Swapping Adjacent Nodes in a Linked List

Introduction

In computer science, linked lists are a fundamental data structure used to store and organize a collection of elements. Each element, called a node, contains a value and a reference to the next node in the list. Today, we'll explore a common problem: swapping every two adjacent nodes in a linked list.

Problem Statement

Given a linked list, we want to swap every two adjacent nodes and return the modified list. However, there's a twist: we must solve this problem without modifying the values in the nodes. This means we can only change the connections between the nodes. Let's see how we can tackle this challenge.

To solve this problem, we'll use a technique known as node manipulation. We'll iteratively traverse the linked list, swapping pairs of adjacent nodes by adjusting their pointers. Here's a step-by-step breakdown of the solution:

1. Check if the head of the linked list exists. If not, we return null, as there's nothing to swap.

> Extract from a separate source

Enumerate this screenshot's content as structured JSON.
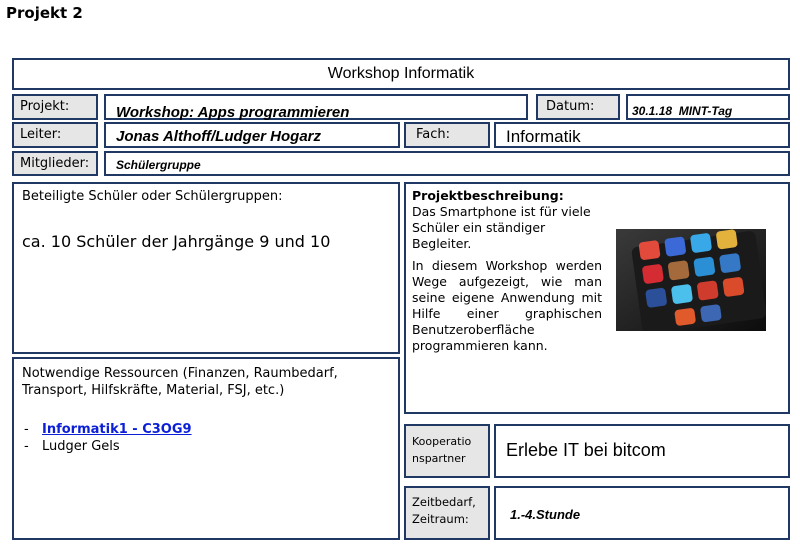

2. Create a dummy node and set its next pointer to the head of the linked list. This dummy node will serve as the new head of the modified list, simplifying the handling of edge cases.

3. Initialize three pointers: prev, curr, and next. We set prev as the dummy node, curr as the head, and next as the next node after the head.

4. Iterate through the linked list while both curr and next are not null. For each pair of adjacent nodes:
   

   • Update the next pointers of prev, curr, and next to perform the swap. We need to rearrange the connections between these three nodes.

   • Update the prev pointer to the new position after the swap, preparing it for the next pair of nodes.

   • Move curr and next two steps forward to continue the iteration.

5. Return the modified list's head, which is the dummy node's next pointer.

Implementation in JavaScript

class ListNode {
  constructor(val = 0, next = null) {
    this.val = val;
    this.next = next;
  }
}

function swapPairs(head) {
  // Check if the head exists
  if (!head || !head.next) {
    return head;
  }

  // Create a dummy node
  const dummy = new ListNode(0);
  dummy.next = head;

  let prev = dummy;
  let curr = head;
  let nextNode = head.next;

  while (curr && nextNode) {
    // Swap nodes
    prev.next = nextNode;
    curr.next = nextNode.next;
    nextNode.next = curr;

    // Update pointers
    prev = curr;
    curr = curr.next;
    nextNode = curr ? curr.next : null;
  }

  return dummy.next;
}

Testing the Implementation in JavaScript

// Helper function to create a linked list from an array of values
function createLinkedList(values) {
  if (!values.length) {
    return null;
  }
  const head = new ListNode(values[0]);
  let current = head;
  for (let i = 1; i < values.length; i++) {
    current.next = new ListNode(values[i]);
    current = current.next;
  }
  return head;
}

// Helper function to convert a linked list to an array of values
function convertToArray(head) {
  const values = [];
  let current = head;
  while (current) {
    values.push(current.val);
    current = current.next;
  }
  return values;
}

// Test case
const values = [1, 2, 3, 4, 5];
const head = createLinkedList(values);
const swappedHead = swapPairs(head);
const swappedValues = convertToArray(swappedHead);

console.log("Original List: ", values);
console.log("Swapped List: ", swappedValues);

This test case creates a linked list with values [1, 2, 3, 4, 5], applies the swapPairs function to swap adjacent nodes, and then prints the original list and the swapped list for comparison.

'Original List: ' [ 1, 2, 3, 4, 5 ]
'Swapped List: ' [ 2, 1, 4, 3, 5 ]